The government that insists you have your phone conversations snooped to keep us safe can not tie its own shoes. Consider:
Court documents show an armed man arrested in January near the Capitol allegedly had explosives in his truck and was trying to make and set off a large bomb.
Michael Gorbey, 38, of Rapidan, Virginia, was arrested January 18th for carrying a shotgun outside the Capitol. No one was injured in the incident that caused gridlock for hours on Capitol Hill.

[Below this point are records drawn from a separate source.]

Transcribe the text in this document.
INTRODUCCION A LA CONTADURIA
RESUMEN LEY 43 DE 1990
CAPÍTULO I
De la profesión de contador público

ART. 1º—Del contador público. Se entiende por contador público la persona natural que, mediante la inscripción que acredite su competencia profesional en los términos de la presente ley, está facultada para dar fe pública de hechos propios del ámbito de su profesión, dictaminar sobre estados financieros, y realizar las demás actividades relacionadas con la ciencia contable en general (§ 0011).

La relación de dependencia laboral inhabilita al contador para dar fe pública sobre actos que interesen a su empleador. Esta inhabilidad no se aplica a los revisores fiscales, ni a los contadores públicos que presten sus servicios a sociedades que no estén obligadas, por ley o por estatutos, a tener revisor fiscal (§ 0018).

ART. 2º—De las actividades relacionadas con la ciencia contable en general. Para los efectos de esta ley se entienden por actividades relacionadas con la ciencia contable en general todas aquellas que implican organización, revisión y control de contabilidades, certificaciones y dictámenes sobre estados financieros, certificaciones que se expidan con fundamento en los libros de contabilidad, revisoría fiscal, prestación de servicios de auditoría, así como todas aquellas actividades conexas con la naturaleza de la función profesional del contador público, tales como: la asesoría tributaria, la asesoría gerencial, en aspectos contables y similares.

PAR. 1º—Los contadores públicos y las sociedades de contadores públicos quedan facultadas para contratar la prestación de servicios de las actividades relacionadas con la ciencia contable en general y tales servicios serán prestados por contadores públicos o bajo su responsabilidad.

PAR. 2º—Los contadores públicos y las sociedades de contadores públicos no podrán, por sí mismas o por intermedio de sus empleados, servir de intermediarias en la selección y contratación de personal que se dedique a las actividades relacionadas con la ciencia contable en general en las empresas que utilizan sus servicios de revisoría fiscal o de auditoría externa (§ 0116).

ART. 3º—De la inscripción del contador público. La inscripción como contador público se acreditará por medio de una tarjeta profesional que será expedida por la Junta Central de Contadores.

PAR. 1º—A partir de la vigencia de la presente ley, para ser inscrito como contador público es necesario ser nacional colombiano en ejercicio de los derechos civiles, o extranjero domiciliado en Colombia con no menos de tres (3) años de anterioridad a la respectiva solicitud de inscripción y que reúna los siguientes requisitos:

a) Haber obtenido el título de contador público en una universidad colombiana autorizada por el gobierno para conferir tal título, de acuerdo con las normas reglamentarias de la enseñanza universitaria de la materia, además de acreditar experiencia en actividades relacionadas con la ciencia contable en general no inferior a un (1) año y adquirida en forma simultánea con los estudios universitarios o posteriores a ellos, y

Police searched his truck and said at the time there were propane tanks and wires but no immediate danger.
Terrance Gainer, the Senate sergeant-at-arms, tells The Washington Post that police searched the vehicle again several weeks later and found “explosive material.”
The Defense Department mistakenly shipped nuclear-missile fuses to Taiwan more than 18 months ago and did not learn the items were missing until last week, Pentagon officials said Tuesday, deepening concerns about the security of the U.S. nuclear arsenal.
While the shipment did not include nuclear materials, the error is particularly sensitive because China opposes U.S. weapons sales to Taiwan, which Beijing regards as a breakaway province.
Officials with the Defense Logistics Agency (DLA) sent four nose-cone fuse assemblies to Taiwan in August 2006 instead of four replacement battery packs for use in its UH-1 Huey helicopters. The fuses help trigger nuclear warheads on Minuteman intercontinental ballistic missiles as they near their point of impact.
I am moving to Montana with Tunch and a goat, some tools, some seeds, and some “How-To” books and going off the grid.